# Burgenweg/Eberstadt bis Weinheim



## Crazy-Racer (10. November 2011)

Servus,
als zugezogener Darmstädter (aus dem Taunus) suche ich nach geeigneten Strecken, um nach der Uni den Kopf ein bisschen frei zu bekommen 
Da noch Herbst ist und ich heute das erste mal richtig unterwegs war, reizt es natürlich das jetzt öfter zu tun 
Leider war ich heute größtenteils auf WABs unterwegs, mich reizen aber natürlich eher knackige Trails hoch wie runter (130mm Tourenfully).
Nach ein bisschen suchen habe ich jetzt den Burgenweg gefunden - jetzt ist die Frage ob das schonmal taugt (mein Plan: in Eberstadt starten und bis Weinheim fahren, dann wieder mit dem Zug zurück) und was es hier sonst noch so gibt  sieht ja größtenteils auch ziemlich flach aus hier 
Die meiste Zeit für Touren habe ich eigentlich Montags und Donnerstags ab Mittags, der Rest der Woche inkl. WE ist leider ziemlich voll...
Freue mich über jede Anregung oder Mitfahrgelegenheit.


----------



## slatanic (10. November 2011)

Servus

Der Burgenweg von DA-Eberstadt ist ne sehr schöne Tour mit knackigen HM,,,,
Statt mit dem Zug würde ich die B nach Eberstadt zurückrollen gut für die Beine nach der Tour

Ansonsten kannst Du noch den Vogesenweg en Stück in Süden fahren oder den Blütenweg , der aber nicht so steile Rampen hat wie der Burgenweg.
Besonders empfehl ich Dir den Nibelungensteig ab Zwingenberg in den Odenwald hinein 

Gruß


----------



## MTB-News.de




----------



## Luckas (10. November 2011)

Auf dieser Seite gibts eine ganz nette Beschreibung:

http://www.mountainbike-touren.net/Burgenweg.15.0.html



Gruß Luckas


----------



## slatanic (10. November 2011)

hier ist auch noch was

http://www.mtb-rhein-main.de/


----------



## rayc (11. November 2011)

Der Burgenweg ist als Einstieg schon mal nicht schlecht.
Hole dir mal die Wanderkarten vom Odenwaldclub, da sind alle markierten Wanderwege verzeichnet. Damit komms tdu schon recht weit.
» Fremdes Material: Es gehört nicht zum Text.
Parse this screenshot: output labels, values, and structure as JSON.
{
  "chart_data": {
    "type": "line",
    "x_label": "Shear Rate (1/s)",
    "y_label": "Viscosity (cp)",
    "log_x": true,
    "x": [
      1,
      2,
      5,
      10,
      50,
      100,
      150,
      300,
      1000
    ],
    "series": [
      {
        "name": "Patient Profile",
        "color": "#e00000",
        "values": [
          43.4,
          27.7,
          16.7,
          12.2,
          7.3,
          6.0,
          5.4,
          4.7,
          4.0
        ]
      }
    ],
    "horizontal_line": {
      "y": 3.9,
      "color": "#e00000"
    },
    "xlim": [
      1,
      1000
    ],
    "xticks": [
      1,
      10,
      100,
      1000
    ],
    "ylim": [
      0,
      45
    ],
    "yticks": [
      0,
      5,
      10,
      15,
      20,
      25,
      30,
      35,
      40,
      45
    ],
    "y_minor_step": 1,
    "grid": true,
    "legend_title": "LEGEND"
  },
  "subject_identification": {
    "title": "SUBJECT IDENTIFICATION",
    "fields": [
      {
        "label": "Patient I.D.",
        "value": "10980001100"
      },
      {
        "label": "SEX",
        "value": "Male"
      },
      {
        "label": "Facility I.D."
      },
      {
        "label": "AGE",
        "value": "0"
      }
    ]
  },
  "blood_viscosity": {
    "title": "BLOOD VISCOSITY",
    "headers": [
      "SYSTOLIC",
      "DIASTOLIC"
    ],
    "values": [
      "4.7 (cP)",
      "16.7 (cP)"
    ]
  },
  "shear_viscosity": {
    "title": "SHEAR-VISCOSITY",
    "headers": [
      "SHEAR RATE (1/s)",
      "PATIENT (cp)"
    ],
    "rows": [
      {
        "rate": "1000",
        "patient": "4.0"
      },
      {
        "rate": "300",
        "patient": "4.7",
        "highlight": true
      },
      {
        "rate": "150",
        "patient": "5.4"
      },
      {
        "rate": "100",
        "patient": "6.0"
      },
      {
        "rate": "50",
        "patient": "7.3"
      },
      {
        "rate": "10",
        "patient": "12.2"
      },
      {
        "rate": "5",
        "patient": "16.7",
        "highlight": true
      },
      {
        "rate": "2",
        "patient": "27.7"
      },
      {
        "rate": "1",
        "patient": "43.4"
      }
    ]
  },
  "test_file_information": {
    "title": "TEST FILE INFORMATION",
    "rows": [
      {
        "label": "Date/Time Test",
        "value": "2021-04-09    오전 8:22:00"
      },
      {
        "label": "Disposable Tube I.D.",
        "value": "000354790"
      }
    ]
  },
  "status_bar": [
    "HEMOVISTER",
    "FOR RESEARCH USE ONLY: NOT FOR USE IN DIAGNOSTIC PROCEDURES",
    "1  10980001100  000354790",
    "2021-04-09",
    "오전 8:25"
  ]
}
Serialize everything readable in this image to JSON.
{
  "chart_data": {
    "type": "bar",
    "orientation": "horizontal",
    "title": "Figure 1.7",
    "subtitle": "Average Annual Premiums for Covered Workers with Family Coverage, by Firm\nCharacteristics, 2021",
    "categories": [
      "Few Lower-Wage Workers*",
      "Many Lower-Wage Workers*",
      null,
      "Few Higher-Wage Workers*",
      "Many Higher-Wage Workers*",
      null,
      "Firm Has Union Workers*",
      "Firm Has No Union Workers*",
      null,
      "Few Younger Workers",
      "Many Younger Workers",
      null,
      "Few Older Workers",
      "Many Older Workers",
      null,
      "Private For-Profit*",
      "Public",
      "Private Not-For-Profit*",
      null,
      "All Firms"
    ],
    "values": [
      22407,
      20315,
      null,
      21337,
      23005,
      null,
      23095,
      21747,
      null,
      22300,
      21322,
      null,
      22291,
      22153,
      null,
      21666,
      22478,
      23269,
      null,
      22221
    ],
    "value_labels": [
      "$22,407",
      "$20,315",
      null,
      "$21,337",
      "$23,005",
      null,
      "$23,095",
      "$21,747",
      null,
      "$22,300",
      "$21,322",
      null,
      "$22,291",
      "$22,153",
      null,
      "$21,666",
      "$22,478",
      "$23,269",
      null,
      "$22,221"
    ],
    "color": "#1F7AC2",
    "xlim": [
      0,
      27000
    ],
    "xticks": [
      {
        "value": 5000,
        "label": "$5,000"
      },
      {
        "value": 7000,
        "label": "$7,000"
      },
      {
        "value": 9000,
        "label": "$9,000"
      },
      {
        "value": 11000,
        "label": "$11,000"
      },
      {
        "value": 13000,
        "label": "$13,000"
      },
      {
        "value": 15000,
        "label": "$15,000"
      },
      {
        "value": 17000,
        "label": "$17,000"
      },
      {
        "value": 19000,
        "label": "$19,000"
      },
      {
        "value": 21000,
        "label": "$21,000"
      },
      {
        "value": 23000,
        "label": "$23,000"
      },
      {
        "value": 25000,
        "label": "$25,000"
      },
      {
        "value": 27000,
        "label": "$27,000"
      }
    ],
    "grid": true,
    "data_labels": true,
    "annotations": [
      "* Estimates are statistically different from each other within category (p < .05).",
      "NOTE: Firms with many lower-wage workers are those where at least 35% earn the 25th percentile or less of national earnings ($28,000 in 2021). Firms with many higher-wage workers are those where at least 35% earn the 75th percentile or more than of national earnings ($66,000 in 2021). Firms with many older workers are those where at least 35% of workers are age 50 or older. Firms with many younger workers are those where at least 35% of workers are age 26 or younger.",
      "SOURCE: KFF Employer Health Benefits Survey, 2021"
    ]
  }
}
Die interessanten Trails sind aber meistens nicht makiert.
Da hilft nur mitfahren bei ortskundigen Locals.

ray


----------



## Crazy-Racer (14. November 2011)

Servus,
vielen Dank schonmal für die Tipps!
Bis ich Vogesenweg (bis Weinheim würde ich ihn mal probieren) und Nibelungensteig gefahren (ab Alsbach nach Zwingenberg bis Fürth, zurück über Heppenheim nach Darmstadt z.B.) bin, wird sicher noch ein bisschen Zeit vergehen.

Wo kann man sich denn zur jetzigen Jahreszeit, vorzugsweise unter der Woche (Mo oder Do), denn noch anschließen ohne Festbeleuchtung zu brauchen?


----------



## rayc (14. November 2011)

Schau mal bei der Hochschulsportgruppe der TU vorbei, evt. fahren sie etwas früher.

Die arbeitende Bevölkerung kann werktags nur mit Licht fahren. 

ray


----------